Jan 22, 2015 15:25 GMT  ·  By

Dan Adelman, a former Nintendo executive, provided some very interesting and revealing insight into how the Japanese hardware and software giant goes about business.

Adelman left Nintendo in August last year, revealing that the company had issued some restrictions on his use of social media, following some controversial statements catching the public eye.

He worked as one of the company's most important developer liaisons, helping the indie cause as best as he could, and he's been very open about many of the corporation's policies, especially after leaving the Big N.

Adelman's latest piece of edutainment, so to say, comes from an interview with Dromble, where he explains why Nintendo is so slow to react and adapt to the market, and why it takes so long for new ideas and practices to catch on.

He reveals that the company is very, very traditional, therefore very focused on hierarchy and on group decisions, which harms the overall capacity for innovation, as getting anything done involves a lot of work and overhead. Every new idea has to be audited by bringing different groups on board, and those outside Japan have an insurmountable task ahead of them, facing even more resistance.

Getting new ideas through is very difficult

"They're very traditional, and very focused on hierarchy and group decision making.

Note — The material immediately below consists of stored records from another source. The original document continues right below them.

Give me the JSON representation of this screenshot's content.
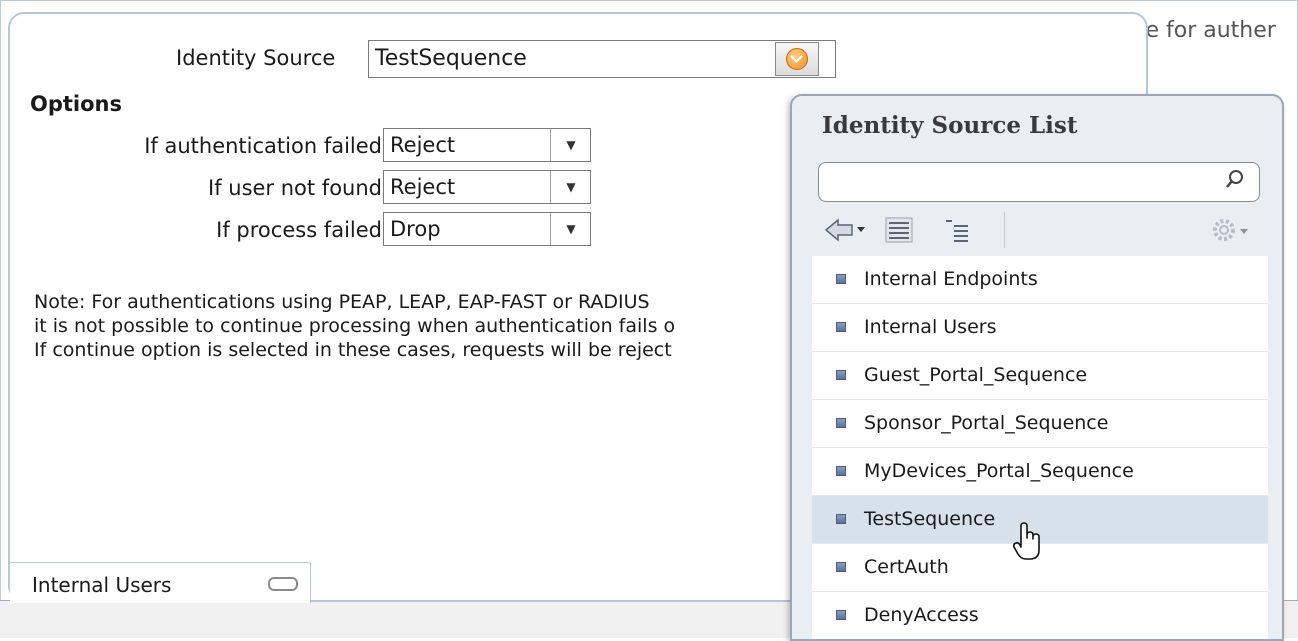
{
  "background": {
    "partial_text": "se for auther"
  },
  "identity_source": {
    "label": "Identity Source",
    "value": "TestSequence"
  },
  "options": {
    "title": "Options",
    "rows": [
      {
        "label": "If authentication failed",
        "value": "Reject"
      },
      {
        "label": "If user not found",
        "value": "Reject"
      },
      {
        "label": "If process failed",
        "value": "Drop"
      }
    ]
  },
  "note": {
    "line1": "Note: For authentications using PEAP, LEAP, EAP-FAST or RADIUS",
    "line2": "it is not possible to continue processing when authentication fails o",
    "line3": "If continue option is selected in these cases, requests will be reject"
  },
  "bottom_tab": {
    "label": "Internal Users"
  },
  "popup": {
    "title": "Identity Source List",
    "search": {
      "value": "",
      "placeholder": ""
    },
    "toolbar": {
      "icons": [
        "back-arrow-icon",
        "list-view-icon",
        "tree-view-icon",
        "gear-icon"
      ]
    },
    "items": [
      {
        "label": "Internal Endpoints"
      },
      {
        "label": "Internal Users"
      },
      {
        "label": "Guest_Portal_Sequence"
      },
      {
        "label": "Sponsor_Portal_Sequence"
      },
      {
        "label": "MyDevices_Portal_Sequence"
      },
      {
        "label": "TestSequence",
        "selected": true
      },
      {
        "label": "CertAuth"
      },
      {
        "label": "DenyAccess"
      }
    ]
  },
  "colors": {
    "accent": "#f08a1a",
    "selected_row": "#d7e1ec",
    "panel_border": "#b7c6d9"
  }
}
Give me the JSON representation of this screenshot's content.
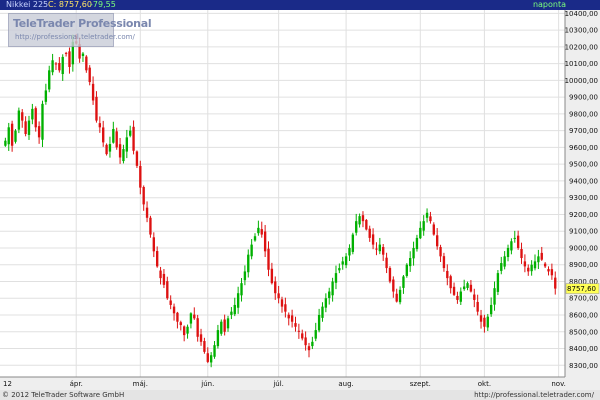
{
  "header": {
    "instrument": "Nikkei 225",
    "close": "C: 8757,60",
    "change": "-79,55",
    "period": "naponta"
  },
  "watermark": {
    "title": "TeleTrader Professional",
    "url": "http://professional.teletrader.com/"
  },
  "footer": {
    "copyright": "© 2012 TeleTrader Software GmbH",
    "url": "http://professional.teletrader.com/"
  },
  "colors": {
    "up": "#00b000",
    "down": "#dd1111",
    "grid": "#e0e0e0",
    "axis_bg": "#eeeeee",
    "last_price_bg": "#ffff55",
    "header_bg": "#1a2a88"
  },
  "chart_data": {
    "type": "candlestick",
    "title": "Nikkei 225",
    "ylim": [
      8230,
      10420
    ],
    "grid": true,
    "y_ticks": [
      8300,
      8400,
      8500,
      8600,
      8700,
      8800,
      8900,
      9000,
      9100,
      9200,
      9300,
      9400,
      9500,
      9600,
      9700,
      9800,
      9900,
      10000,
      10100,
      10200,
      10300,
      10400
    ],
    "y_tick_labels": [
      "8300,00",
      "8400,00",
      "8500,00",
      "8600,00",
      "8700,00",
      "8800,00",
      "8900,00",
      "9000,00",
      "9100,00",
      "9200,00",
      "9300,00",
      "9400,00",
      "9500,00",
      "9600,00",
      "9700,00",
      "9800,00",
      "9900,00",
      "10000,00",
      "10100,00",
      "10200,00",
      "10300,00",
      "10400,00"
    ],
    "x_labels": [
      {
        "day": 0,
        "label": "12"
      },
      {
        "day": 21,
        "label": "ápr."
      },
      {
        "day": 40,
        "label": "máj."
      },
      {
        "day": 60,
        "label": "jún."
      },
      {
        "day": 81,
        "label": "júl."
      },
      {
        "day": 101,
        "label": "aug."
      },
      {
        "day": 123,
        "label": "szept."
      },
      {
        "day": 142,
        "label": "okt."
      },
      {
        "day": 164,
        "label": "nov."
      }
    ],
    "last_price": 8757.6,
    "last_price_label": "8757,60",
    "closes": [
      9640,
      9720,
      9610,
      9700,
      9820,
      9760,
      9680,
      9760,
      9830,
      9720,
      9660,
      9860,
      9940,
      10060,
      10120,
      10100,
      10060,
      10140,
      10160,
      10080,
      10230,
      10220,
      10130,
      10160,
      10060,
      9990,
      9880,
      9760,
      9720,
      9630,
      9560,
      9620,
      9710,
      9600,
      9540,
      9590,
      9660,
      9700,
      9580,
      9490,
      9360,
      9260,
      9180,
      9080,
      8980,
      8890,
      8820,
      8780,
      8700,
      8660,
      8610,
      8560,
      8540,
      8480,
      8530,
      8610,
      8580,
      8470,
      8440,
      8380,
      8320,
      8360,
      8420,
      8510,
      8560,
      8500,
      8580,
      8620,
      8660,
      8730,
      8790,
      8860,
      8960,
      9020,
      9070,
      9120,
      9080,
      8980,
      8870,
      8790,
      8730,
      8700,
      8650,
      8620,
      8580,
      8560,
      8530,
      8500,
      8460,
      8420,
      8390,
      8440,
      8510,
      8600,
      8650,
      8700,
      8740,
      8800,
      8850,
      8880,
      8920,
      8950,
      9000,
      9080,
      9160,
      9190,
      9160,
      9110,
      9060,
      9020,
      8990,
      9020,
      8960,
      8880,
      8800,
      8740,
      8680,
      8750,
      8830,
      8900,
      8940,
      9000,
      9060,
      9120,
      9160,
      9210,
      9160,
      9080,
      9010,
      8950,
      8880,
      8820,
      8760,
      8720,
      8690,
      8740,
      8770,
      8790,
      8740,
      8690,
      8620,
      8560,
      8530,
      8590,
      8660,
      8760,
      8850,
      8910,
      8950,
      9000,
      9040,
      9060,
      9000,
      8940,
      8890,
      8860,
      8900,
      8920,
      8950,
      8930,
      8890,
      8860,
      8837,
      8757.6
    ],
    "seed": 1357
  }
}
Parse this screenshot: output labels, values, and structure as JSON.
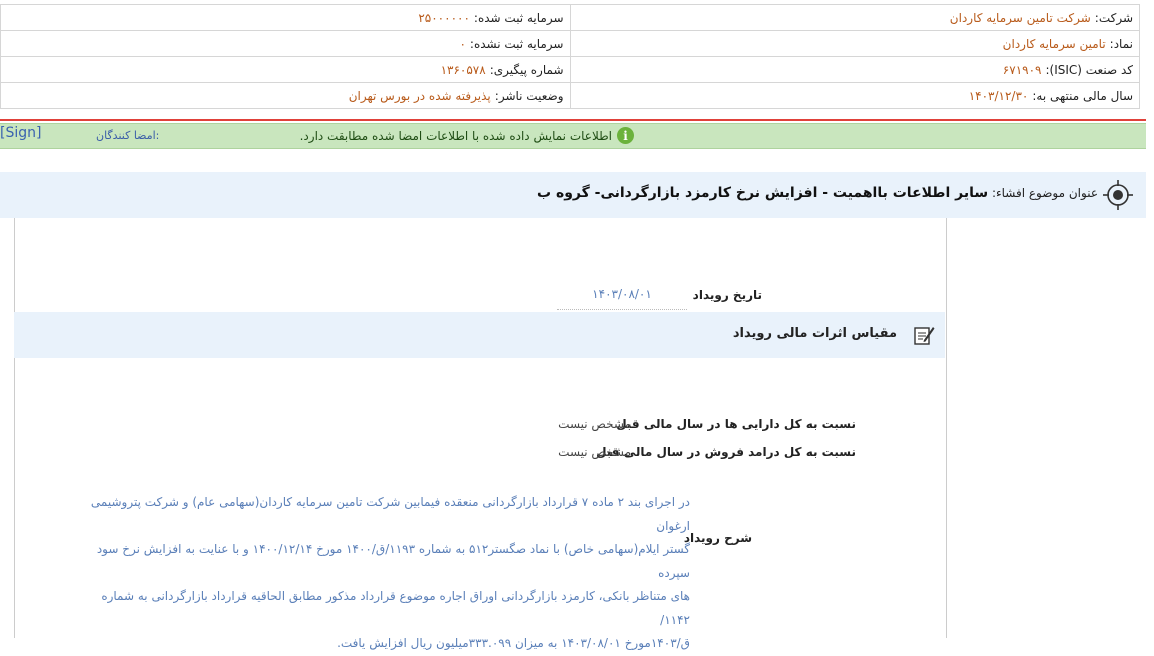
{
  "company": {
    "label": "شرکت:",
    "value": "شرکت تامین سرمایه کاردان"
  },
  "capital_registered": {
    "label": "سرمایه ثبت شده:",
    "value": "۲۵۰۰۰۰۰۰"
  },
  "symbol": {
    "label": "نماد:",
    "value": "تامین سرمایه کاردان"
  },
  "capital_unregistered": {
    "label": "سرمایه ثبت نشده:",
    "value": "۰"
  },
  "isic": {
    "label": "کد صنعت (ISIC):",
    "value": "۶۷۱۹۰۹"
  },
  "tracking": {
    "label": "شماره پیگیری:",
    "value": "۱۳۶۰۵۷۸"
  },
  "fiscal_year": {
    "label": "سال مالی منتهی به:",
    "value": "۱۴۰۳/۱۲/۳۰"
  },
  "publisher_status": {
    "label": "وضعیت ناشر:",
    "value": "پذیرفته شده در بورس تهران"
  },
  "notice": {
    "icon": "info-icon",
    "text": "اطلاعات نمایش داده شده با اطلاعات امضا شده مطابقت دارد.",
    "signers_label": "امضا کنندگان:",
    "sign_link": "[Sign]"
  },
  "subject": {
    "prefix": "عنوان موضوع افشاء:",
    "title": "سایر اطلاعات بااهمیت - افزایش نرخ کارمزد بازارگردانی- گروه ب"
  },
  "event_date": {
    "label": "تاریخ رویداد",
    "value": "۱۴۰۳/۰۸/۰۱"
  },
  "section": {
    "title": "مقیاس اثرات مالی رویداد"
  },
  "ratios": [
    {
      "label": "نسبت به کل دارایی ها در سال مالی قبل",
      "value": "مشخص نیست"
    },
    {
      "label": "نسبت به کل درامد فروش در سال مالی قبل",
      "value": "مشخص نیست"
    }
  ],
  "description": {
    "label": "شرح رویداد",
    "lines": [
      "در اجرای بند ۲ ماده ۷ قرارداد بازارگردانی منعقده فیمابین شرکت تامین سرمایه کاردان(سهامی عام) و شرکت پتروشیمی ارغوان",
      "گستر ایلام(سهامی خاص) با نماد صگستر۵۱۲ به شماره ۱۱۹۳/ق/۱۴۰۰ مورخ ۱۴۰۰/۱۲/۱۴ و با عنایت به افزایش نرخ سود سپرده",
      "های متناظر بانکی، کارمزد بازارگردانی اوراق اجاره موضوع قرارداد مذکور مطابق الحاقیه قرارداد بازارگردانی به شماره ۱۱۴۲/",
      "ق/۱۴۰۳مورخ ۱۴۰۳/۰۸/۰۱ به میزان ۳۳۳.۰۹۹میلیون ریال افزایش یافت."
    ]
  },
  "colors": {
    "value": "#b85a1a",
    "link": "#3a62b0",
    "notice_bg": "#c9e6be",
    "header_bg": "#e9f2fb",
    "alert_line": "#e0413a"
  }
}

Unfortunately, that creates a culture where everyone is an advisor and no one is a decision maker – but almost everyone has veto power," Adelman reveals.

He further mentions that one of the reasons why things are the way they are is that some of the higher-ups at Nintendo simply don't understand the ideas being transmitted.

"Because of the hierarchical nature of Japanese companies, it winds up being that the most senior executives at the company cut their teeth during NES and Super NES days and do not really understand modern gaming, so adopting things like online gaming, account systems, friends lists, as well as understanding the rise of PC gaming has been very slow.

"Ideas often get shut down prematurely just because some people with the power to veto an idea simply don't understand it," Adelman concludes.

Nintendo is getting old and lonely

The fact that Nintendo's top brass might no longer be in touch with modern developments, together with the fact that the company doesn't make it advantageous for people to take risks on products, makes it so that innovation and bold ideas are often shut down.

He also addresses the issue of third-party support and how it turned into a veritable thorn in Nintendo's side over the years, from the company not encouraging it to users not trusting third-party products on Nintendo platforms due to previous bad experiences with them and publishers being thus less interested in creating big-budget games for the hardware, and not even porting their multiplaftorm blockbusters.